C'est pas le même pays, a dit Abi, mais c'est juste à côté. C'est un petit village, près de la mer. Il t'a dit qu'on ne pourra pas s'y baigner, parce qu'elle est trop froide : tu es un peu triste, mais tu te dis qu'au moins, il y a la neige. Tu peux aller dehors aussi, sans craindre les rayons brûlants. Et puis, c'est rassurant de revoir les paysages connus, la nourriture de notre enfance, les gens pâles comme nous.
Abi est parti, pour chercher quelqu'un. Il doit demander à des gens ; il n'a pas voulu expliquer, en disant que tu ne comprendrais pas. Ce qui est vrai, tu le sais bien, alors tu n'as pas insisté. Tu lui as fait un sourire, avec un regard qui signifiait : "reviens vite". Tu n'aimes pas le voir partir… Tu n'aimes pas son absence. Mais Papa aussi partait souvent, et il t'a expliqué que tu ne peux pas garder les gens que tu aimes juste pour toi, qu'il faut laisser aux autres le bonheur de les connaître aussi, et la liberté des gens. Est-ce que tu aimerais qu'il t'interdise d'aller dans la neige, pour la garder près de lui ? Il te demandait cela, pour te faire comprendre. Et tu as compris, un peu à contrecœur.

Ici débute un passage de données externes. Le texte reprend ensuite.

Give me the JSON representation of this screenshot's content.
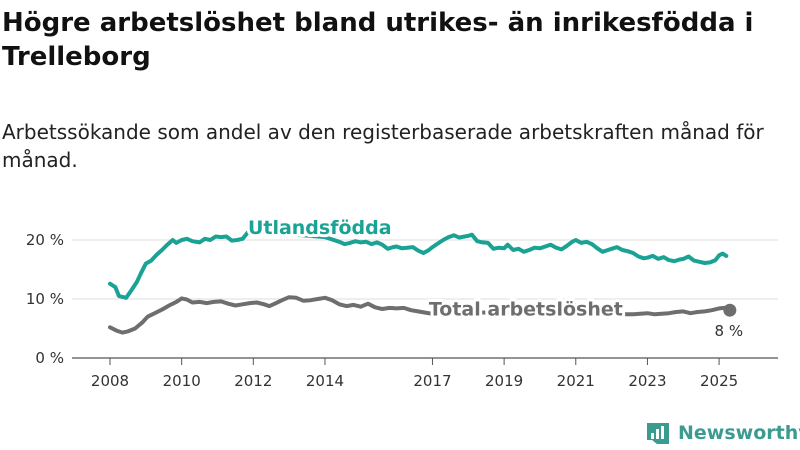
{
  "title": "Högre arbetslöshet bland utrikes- än inrikesfödda i Trelleborg",
  "subtitle": "Arbetssökande som andel av den registerbaserade arbetskraften månad för månad.",
  "brand": {
    "name": "Newsworthy",
    "color": "#3c9b91"
  },
  "chart_data": {
    "type": "line",
    "x_ticks": [
      "2008",
      "2010",
      "2012",
      "2014",
      "2017",
      "2019",
      "2021",
      "2023",
      "2025"
    ],
    "y_ticks": [
      "0 %",
      "10 %",
      "20 %"
    ],
    "ylim": [
      0,
      20
    ],
    "xlim": [
      2008,
      2025.5
    ],
    "grid": true,
    "final_value_label": "8 %",
    "series": [
      {
        "name": "Utlandsfödda",
        "color": "#1aa394",
        "points": [
          [
            2008.0,
            12.6
          ],
          [
            2008.15,
            12.0
          ],
          [
            2008.25,
            10.5
          ],
          [
            2008.45,
            10.2
          ],
          [
            2008.6,
            11.5
          ],
          [
            2008.75,
            12.9
          ],
          [
            2008.85,
            14.2
          ],
          [
            2009.0,
            16.0
          ],
          [
            2009.15,
            16.5
          ],
          [
            2009.3,
            17.5
          ],
          [
            2009.45,
            18.3
          ],
          [
            2009.6,
            19.2
          ],
          [
            2009.75,
            20.0
          ],
          [
            2009.85,
            19.5
          ],
          [
            2010.0,
            20.0
          ],
          [
            2010.15,
            20.2
          ],
          [
            2010.3,
            19.8
          ],
          [
            2010.5,
            19.6
          ],
          [
            2010.65,
            20.2
          ],
          [
            2010.8,
            20.0
          ],
          [
            2010.95,
            20.6
          ],
          [
            2011.1,
            20.5
          ],
          [
            2011.25,
            20.6
          ],
          [
            2011.4,
            19.9
          ],
          [
            2011.55,
            20.0
          ],
          [
            2011.7,
            20.2
          ],
          [
            2011.85,
            21.3
          ],
          [
            2012.0,
            21.5
          ],
          [
            2013.0,
            21.0
          ],
          [
            2014.0,
            20.5
          ],
          [
            2014.4,
            19.7
          ],
          [
            2014.55,
            19.3
          ],
          [
            2014.7,
            19.5
          ],
          [
            2014.85,
            19.8
          ],
          [
            2015.0,
            19.6
          ],
          [
            2015.15,
            19.7
          ],
          [
            2015.3,
            19.3
          ],
          [
            2015.45,
            19.6
          ],
          [
            2015.6,
            19.2
          ],
          [
            2015.75,
            18.5
          ],
          [
            2015.9,
            18.8
          ],
          [
            2016.0,
            18.9
          ],
          [
            2016.15,
            18.6
          ],
          [
            2016.3,
            18.7
          ],
          [
            2016.45,
            18.8
          ],
          [
            2016.6,
            18.2
          ],
          [
            2016.75,
            17.8
          ],
          [
            2016.9,
            18.3
          ],
          [
            2017.0,
            18.8
          ],
          [
            2017.15,
            19.4
          ],
          [
            2017.3,
            20.0
          ],
          [
            2017.45,
            20.5
          ],
          [
            2017.6,
            20.8
          ],
          [
            2017.75,
            20.4
          ],
          [
            2017.9,
            20.6
          ],
          [
            2018.0,
            20.7
          ],
          [
            2018.1,
            20.9
          ],
          [
            2018.25,
            19.8
          ],
          [
            2018.4,
            19.6
          ],
          [
            2018.55,
            19.5
          ],
          [
            2018.7,
            18.5
          ],
          [
            2018.85,
            18.7
          ],
          [
            2019.0,
            18.6
          ],
          [
            2019.1,
            19.2
          ],
          [
            2019.25,
            18.3
          ],
          [
            2019.4,
            18.5
          ],
          [
            2019.55,
            18.0
          ],
          [
            2019.7,
            18.3
          ],
          [
            2019.85,
            18.7
          ],
          [
            2020.0,
            18.6
          ],
          [
            2020.15,
            18.9
          ],
          [
            2020.3,
            19.2
          ],
          [
            2020.45,
            18.7
          ],
          [
            2020.6,
            18.4
          ],
          [
            2020.75,
            19.0
          ],
          [
            2020.9,
            19.7
          ],
          [
            2021.0,
            20.0
          ],
          [
            2021.15,
            19.5
          ],
          [
            2021.3,
            19.7
          ],
          [
            2021.45,
            19.3
          ],
          [
            2021.6,
            18.6
          ],
          [
            2021.75,
            18.0
          ],
          [
            2021.9,
            18.3
          ],
          [
            2022.0,
            18.5
          ],
          [
            2022.15,
            18.8
          ],
          [
            2022.3,
            18.3
          ],
          [
            2022.45,
            18.1
          ],
          [
            2022.6,
            17.8
          ],
          [
            2022.75,
            17.2
          ],
          [
            2022.9,
            16.9
          ],
          [
            2023.0,
            17.0
          ],
          [
            2023.15,
            17.3
          ],
          [
            2023.3,
            16.8
          ],
          [
            2023.45,
            17.1
          ],
          [
            2023.6,
            16.6
          ],
          [
            2023.75,
            16.4
          ],
          [
            2023.9,
            16.7
          ],
          [
            2024.0,
            16.8
          ],
          [
            2024.15,
            17.2
          ],
          [
            2024.3,
            16.5
          ],
          [
            2024.45,
            16.3
          ],
          [
            2024.6,
            16.1
          ],
          [
            2024.75,
            16.2
          ],
          [
            2024.9,
            16.6
          ],
          [
            2025.0,
            17.4
          ],
          [
            2025.1,
            17.7
          ],
          [
            2025.2,
            17.3
          ]
        ]
      },
      {
        "name": "Total arbetslöshet",
        "color": "#6e6e6e",
        "points": [
          [
            2008.0,
            5.2
          ],
          [
            2008.2,
            4.6
          ],
          [
            2008.35,
            4.3
          ],
          [
            2008.5,
            4.5
          ],
          [
            2008.7,
            5.0
          ],
          [
            2008.9,
            6.0
          ],
          [
            2009.05,
            7.0
          ],
          [
            2009.25,
            7.6
          ],
          [
            2009.45,
            8.2
          ],
          [
            2009.65,
            8.9
          ],
          [
            2009.85,
            9.5
          ],
          [
            2010.0,
            10.1
          ],
          [
            2010.15,
            9.9
          ],
          [
            2010.3,
            9.4
          ],
          [
            2010.5,
            9.5
          ],
          [
            2010.7,
            9.3
          ],
          [
            2010.9,
            9.5
          ],
          [
            2011.1,
            9.6
          ],
          [
            2011.3,
            9.2
          ],
          [
            2011.5,
            8.9
          ],
          [
            2011.7,
            9.1
          ],
          [
            2011.9,
            9.3
          ],
          [
            2012.1,
            9.4
          ],
          [
            2012.3,
            9.1
          ],
          [
            2012.45,
            8.8
          ],
          [
            2012.6,
            9.2
          ],
          [
            2012.8,
            9.8
          ],
          [
            2013.0,
            10.3
          ],
          [
            2013.2,
            10.2
          ],
          [
            2013.4,
            9.7
          ],
          [
            2013.6,
            9.8
          ],
          [
            2013.8,
            10.0
          ],
          [
            2014.0,
            10.2
          ],
          [
            2014.2,
            9.8
          ],
          [
            2014.4,
            9.1
          ],
          [
            2014.6,
            8.8
          ],
          [
            2014.8,
            9.0
          ],
          [
            2015.0,
            8.7
          ],
          [
            2015.2,
            9.2
          ],
          [
            2015.4,
            8.6
          ],
          [
            2015.6,
            8.3
          ],
          [
            2015.8,
            8.5
          ],
          [
            2016.0,
            8.4
          ],
          [
            2016.2,
            8.5
          ],
          [
            2016.4,
            8.1
          ],
          [
            2016.6,
            7.9
          ],
          [
            2016.8,
            7.7
          ],
          [
            2017.0,
            7.5
          ],
          [
            2018.0,
            7.8
          ],
          [
            2019.0,
            7.6
          ],
          [
            2020.0,
            8.5
          ],
          [
            2021.0,
            8.9
          ],
          [
            2022.0,
            8.0
          ],
          [
            2022.2,
            7.5
          ],
          [
            2022.4,
            7.4
          ],
          [
            2022.6,
            7.4
          ],
          [
            2022.8,
            7.5
          ],
          [
            2023.0,
            7.6
          ],
          [
            2023.2,
            7.4
          ],
          [
            2023.4,
            7.5
          ],
          [
            2023.6,
            7.6
          ],
          [
            2023.8,
            7.8
          ],
          [
            2024.0,
            7.9
          ],
          [
            2024.2,
            7.6
          ],
          [
            2024.4,
            7.8
          ],
          [
            2024.6,
            7.9
          ],
          [
            2024.8,
            8.1
          ],
          [
            2025.0,
            8.4
          ],
          [
            2025.15,
            8.5
          ],
          [
            2025.3,
            8.1
          ]
        ]
      }
    ]
  }
}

Et puis, Abi aussi fait des efforts. Il t'a autorisé à sortir, malgré qu'il soit très inquiet pour toi. A condition de ne pas quitter le quartier. Il a dit qu'il risquait d'y avoir des gens méchants, plus loin. Toi, tu ne penses pas qu'il y ait vraiment des méchants, juste des gens qui ont peur de toi, mais tu comprends. Quand ils te frappent, ça fait mal, et ça rend triste Abi et moi…
Alors, tu restes sagement dans la rue de l'auberge. Tu es habillée chaudement, car Abi t'a mis ces vêtements avant de partir : autrement, tu serais en petite robe dans le froid, inconsciente !
Tu observes les grandes maisons. Tu regardes les gens passer, leurs regards de travers en te voyant, mais sans s'arrêter. Tu cours dans toute la rue, tiens en équilibre sur les bancs, joue à chat avec moi. Et, surtout… la neige !
Tu te roules joyeusement en riant, de ton rire léger et sincère, tu fais des boules que tu lances le plus loin possible ou dans une cible -en faisant attention aux gens-, tu fais des petites sculptures blanches, tu la lances pour l'observer retomber lentement en nuage de diamants, tu la goûtes, la touches, te débat dedans avec moi, tu fais des dessins dedans…
Et parfois, tu t'assieds simplement sur le banc, et tu observes sa beauté. Simple, lumineuse, fragile, parfois détestée… comme toi. Tu ne penses pas à ça, tu la trouves juste belle. Chez Papa, il n'y avait pas beaucoup d'autre jeu, alors tu étais souvent dedans. Parfois, Papa jouait avec toi, faisant de géants bonhommes ou des batailles de boules de neige incroyables ! Tu n'as pas peur du froid, tu l'oublies presque. Et quand, parfois, tu glisses et te fais mal, tu préfères en rire.
Et ainsi, pendant des heures, tu joues dans la même ruelle, protégée par la foule qui passe.